L’expression “serve as pointers” mérite d’être explicitée : Sfard donne plus loin deux raisons pour lesquelles le processus de réification facilite ainsi l’activité. La première est celle du nombre limité d’informations qui peuvent être mémorisées par un sujet :

“the distance between advanced computational processes and the concrete material entities which are the objects of the most elementary processes (such as counting) is too much large to be grasped by us in its totality. We overcome this difficulty by creating intervening abstract objects which serve as a kind of way-stations in our intellectual journeys” (Sfard (1991) p. 29).

La seconde est celle du sens :

“structural conception is probably what underlies the relational understanding, defined by Skemp (1976) as “knowing is both what and why to do” or having both rules and reasons. Purely operational approach would

usually give no more than instrumental understanding, once presented by Skemp as having rules without reasons”.

Ainsi, la réification permet la construction du sens et la mémorisation.

3. Conclusion

Les conceptions structurelle et opératoire portent sur des propriétés génériques des concepts mathématiques.
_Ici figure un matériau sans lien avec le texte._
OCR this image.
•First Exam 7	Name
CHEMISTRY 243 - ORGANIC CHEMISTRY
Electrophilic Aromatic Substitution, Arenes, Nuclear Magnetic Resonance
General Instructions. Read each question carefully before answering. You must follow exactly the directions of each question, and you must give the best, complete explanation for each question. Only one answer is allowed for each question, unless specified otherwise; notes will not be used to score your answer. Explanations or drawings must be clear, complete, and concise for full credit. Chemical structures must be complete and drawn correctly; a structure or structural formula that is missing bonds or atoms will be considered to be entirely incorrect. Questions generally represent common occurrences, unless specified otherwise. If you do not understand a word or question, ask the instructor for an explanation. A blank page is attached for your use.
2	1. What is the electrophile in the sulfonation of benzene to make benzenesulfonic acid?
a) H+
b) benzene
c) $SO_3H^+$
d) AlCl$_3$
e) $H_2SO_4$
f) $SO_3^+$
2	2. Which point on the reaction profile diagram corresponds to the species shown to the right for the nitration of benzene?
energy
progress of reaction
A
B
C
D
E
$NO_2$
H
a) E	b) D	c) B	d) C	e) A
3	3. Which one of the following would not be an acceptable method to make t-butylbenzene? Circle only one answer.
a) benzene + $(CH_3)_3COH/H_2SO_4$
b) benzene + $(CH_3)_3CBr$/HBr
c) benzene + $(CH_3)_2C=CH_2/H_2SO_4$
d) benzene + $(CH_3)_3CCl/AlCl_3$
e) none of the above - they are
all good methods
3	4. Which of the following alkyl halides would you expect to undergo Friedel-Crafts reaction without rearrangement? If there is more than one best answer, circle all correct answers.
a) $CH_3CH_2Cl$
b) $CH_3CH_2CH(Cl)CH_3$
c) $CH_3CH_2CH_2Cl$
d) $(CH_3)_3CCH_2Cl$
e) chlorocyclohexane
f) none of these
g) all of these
En effet, un concept a un versant oépratoire : le concept est identifié à un processus. Par exemple, pour le cas qui nous intéresse, la fonction est identifiée au processus qui permet le passage d’un ensemble à un autre. Les représentations algébriques jouent un rôle important, et la possibilité d’exprimer le processus par un algorithme de calcul est centrale pour cette conception. Un concept a d’un autre coté un caractère structurel : il est envisagé comme un objet, sur lequel il est possible de mettre en œuvre des opérations et de faire des déclarations. Dans ce cas, la capacité à envisager une fonction comme un ensemble ordonné de couples apparaît comme centrale chez Sfard. Les représentations graphiques jouent un rôle privilégié dans la mesure où elles donnent à voir l’objet comme un tout. Nous verrons que cela n’est pas si clair, en particulier lorsqu’il s’agit de traiter l’objet fonction à l’infini : nous proposerons un problème dans lequel les représentations graphiques se révèlent inefficaces pour traiter le comportement de la fonction à l’infini. Sfard montre la nécessité de ces deux aspects pour la conceptualisation. L’analyse en termes structurel/opératoire fournit des prescriptions pour l’enseignement, qui sont sous tendues par l’hypothèse que l’opératoire précède le structurel dans le développement des concepts. Sfard préconise donc d’abandon dans l’enseignement d’une entrée par le coté objet (comme cela est souvent le cas pour la notion de fonction qui est introduite au moyen de sa définition bourbakiste), et préconise une introduction par l’aspect processus des concepts.

Cette approche de la connaissance diffère fortement de notre problématique, qui est celle de la compréhension de l’activité du sujet en résolution de problèmes et en particulier aux relations opérateurs/contrôles dans cette activité. Cette différence est liée en particulier à la distance qui est prise relativement à l’activité du sujet par Sfard. Les conceptions structurelle et opératoire sont décrites en dehors des problèmes, bien que Sfard n’échappe pas à la nécessité de se référer à des situations pour différencier structurel et opératoire. Cela est classique dans la confrontation d’une problématique française, dont l’histoire est fortement marquée par la Théorie des Situations, à des problématiques anglo-saxones, plus proches de la psychologie. Nous allons tenter cependant de faire le lien entre notre problématique et certains aspects du travail de Sfard en vue d’émettre une hypothèse de travail.